I'm running the example from slide 15:
qr{
<data>
<rule: data> <[text]>+
<rule: text> .+
}xm;
When running against a multi-line text:
line_1
line_2
I get:
'text' => [ 'line-1',
'
line-2' ]
and so far I've not succeeded getting rid of the '\n' in front of the second line captured.
Running Regexp::Grammers 1.048 on top of Strawberry perl 5.26.1.

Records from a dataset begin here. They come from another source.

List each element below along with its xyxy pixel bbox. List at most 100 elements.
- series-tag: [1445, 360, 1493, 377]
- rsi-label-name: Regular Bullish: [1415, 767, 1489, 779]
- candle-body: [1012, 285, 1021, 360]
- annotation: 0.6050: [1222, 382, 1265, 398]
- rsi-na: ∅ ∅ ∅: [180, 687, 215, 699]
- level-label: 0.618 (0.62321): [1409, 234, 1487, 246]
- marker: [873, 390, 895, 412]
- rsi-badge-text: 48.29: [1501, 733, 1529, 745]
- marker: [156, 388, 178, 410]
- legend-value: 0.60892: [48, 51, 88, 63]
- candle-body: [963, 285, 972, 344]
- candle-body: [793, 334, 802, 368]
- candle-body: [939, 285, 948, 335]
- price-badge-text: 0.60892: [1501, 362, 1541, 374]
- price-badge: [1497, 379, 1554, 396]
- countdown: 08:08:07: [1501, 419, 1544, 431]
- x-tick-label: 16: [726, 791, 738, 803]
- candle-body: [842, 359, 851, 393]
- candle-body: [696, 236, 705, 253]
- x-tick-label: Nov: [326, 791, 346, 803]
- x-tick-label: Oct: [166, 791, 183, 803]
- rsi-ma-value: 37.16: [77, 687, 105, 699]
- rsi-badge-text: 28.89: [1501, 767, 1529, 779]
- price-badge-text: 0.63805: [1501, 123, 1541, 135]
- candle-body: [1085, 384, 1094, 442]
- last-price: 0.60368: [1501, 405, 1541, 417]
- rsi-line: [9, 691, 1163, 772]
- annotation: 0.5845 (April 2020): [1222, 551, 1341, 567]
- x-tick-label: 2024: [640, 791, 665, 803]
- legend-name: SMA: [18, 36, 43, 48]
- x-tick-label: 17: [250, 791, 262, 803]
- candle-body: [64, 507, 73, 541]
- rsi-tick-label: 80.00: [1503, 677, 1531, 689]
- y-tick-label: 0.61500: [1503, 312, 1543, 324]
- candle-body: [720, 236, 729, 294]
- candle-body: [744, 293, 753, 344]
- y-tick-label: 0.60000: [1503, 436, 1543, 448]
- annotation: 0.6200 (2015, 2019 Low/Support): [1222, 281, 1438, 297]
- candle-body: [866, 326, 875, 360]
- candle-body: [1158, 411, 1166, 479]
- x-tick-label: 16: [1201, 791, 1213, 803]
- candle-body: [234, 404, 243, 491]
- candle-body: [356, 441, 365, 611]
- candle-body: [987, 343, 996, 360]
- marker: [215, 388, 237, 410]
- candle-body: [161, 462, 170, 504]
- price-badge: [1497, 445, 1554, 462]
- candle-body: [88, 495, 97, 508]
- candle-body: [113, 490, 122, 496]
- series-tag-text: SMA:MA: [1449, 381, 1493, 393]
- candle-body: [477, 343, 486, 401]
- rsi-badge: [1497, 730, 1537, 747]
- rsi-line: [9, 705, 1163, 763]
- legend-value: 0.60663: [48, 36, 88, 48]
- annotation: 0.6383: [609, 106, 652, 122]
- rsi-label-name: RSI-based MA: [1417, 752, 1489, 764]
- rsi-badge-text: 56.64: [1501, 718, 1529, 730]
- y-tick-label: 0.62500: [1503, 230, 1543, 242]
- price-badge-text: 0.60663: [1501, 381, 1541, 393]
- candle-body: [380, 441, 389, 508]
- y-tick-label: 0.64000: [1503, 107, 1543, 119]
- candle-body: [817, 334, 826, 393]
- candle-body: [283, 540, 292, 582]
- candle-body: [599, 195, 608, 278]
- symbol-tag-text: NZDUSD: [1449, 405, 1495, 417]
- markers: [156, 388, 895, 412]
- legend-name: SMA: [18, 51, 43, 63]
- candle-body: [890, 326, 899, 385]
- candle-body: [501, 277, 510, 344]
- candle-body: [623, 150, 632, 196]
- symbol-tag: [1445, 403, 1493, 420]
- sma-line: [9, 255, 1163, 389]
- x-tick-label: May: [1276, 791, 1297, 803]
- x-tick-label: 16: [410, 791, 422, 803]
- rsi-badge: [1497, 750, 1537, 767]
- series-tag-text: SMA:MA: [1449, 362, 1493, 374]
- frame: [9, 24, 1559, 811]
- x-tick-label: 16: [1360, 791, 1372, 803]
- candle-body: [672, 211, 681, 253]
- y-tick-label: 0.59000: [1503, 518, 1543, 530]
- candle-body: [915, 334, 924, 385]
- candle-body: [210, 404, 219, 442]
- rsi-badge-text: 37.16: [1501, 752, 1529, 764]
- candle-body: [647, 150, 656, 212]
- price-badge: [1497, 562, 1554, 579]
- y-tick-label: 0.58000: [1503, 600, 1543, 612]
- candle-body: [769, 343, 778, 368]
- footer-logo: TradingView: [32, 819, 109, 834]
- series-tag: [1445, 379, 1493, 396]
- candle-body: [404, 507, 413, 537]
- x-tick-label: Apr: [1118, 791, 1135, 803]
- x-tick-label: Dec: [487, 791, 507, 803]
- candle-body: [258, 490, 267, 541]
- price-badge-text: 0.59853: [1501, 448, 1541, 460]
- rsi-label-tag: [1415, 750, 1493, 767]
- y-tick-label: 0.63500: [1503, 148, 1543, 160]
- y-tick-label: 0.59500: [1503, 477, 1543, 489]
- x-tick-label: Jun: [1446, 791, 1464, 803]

update / clarification Having (pre-maturely - sorry!) raised a bug against the module, Damian clarified as follows (reply slightly adapted to match above example):
A rule with whitespace within it matches any whitespace (including newlines) in the input at that point. So a rule like:
<rule: text> .+
is really equivalent to:
<rule: text><.ws>.+
meaning: match-but-don't-capture any leading whitespace, then match any-characters-except-newline.
If you want whitespace inside the rule to be ignored (as you seem to want here), then you need to declare the rule as a token instead. Tokens don't have the magical "whitespace-matches-whitespace" behaviour of rules. Hence you would write:
<token: line> .+
in which case you will also need to explicitly consume the newlines separating each line, with something like:
<rule: data> <[line]>+ % \n
This works:
qr{
<data>
<rule: data> <[text]>+ % [\r\n]+
<rule: text> .+
}xm;
The lines of data are meant to be separated by EOL character(s) which the
[\r\n]+
specifies. Note: some Windows files end each line with both a new line \n
and a line feed \r
character hence the [\r\n]+
pattern. You can read more about this by doing a perldoc Regexp::Grammars
and searching for separator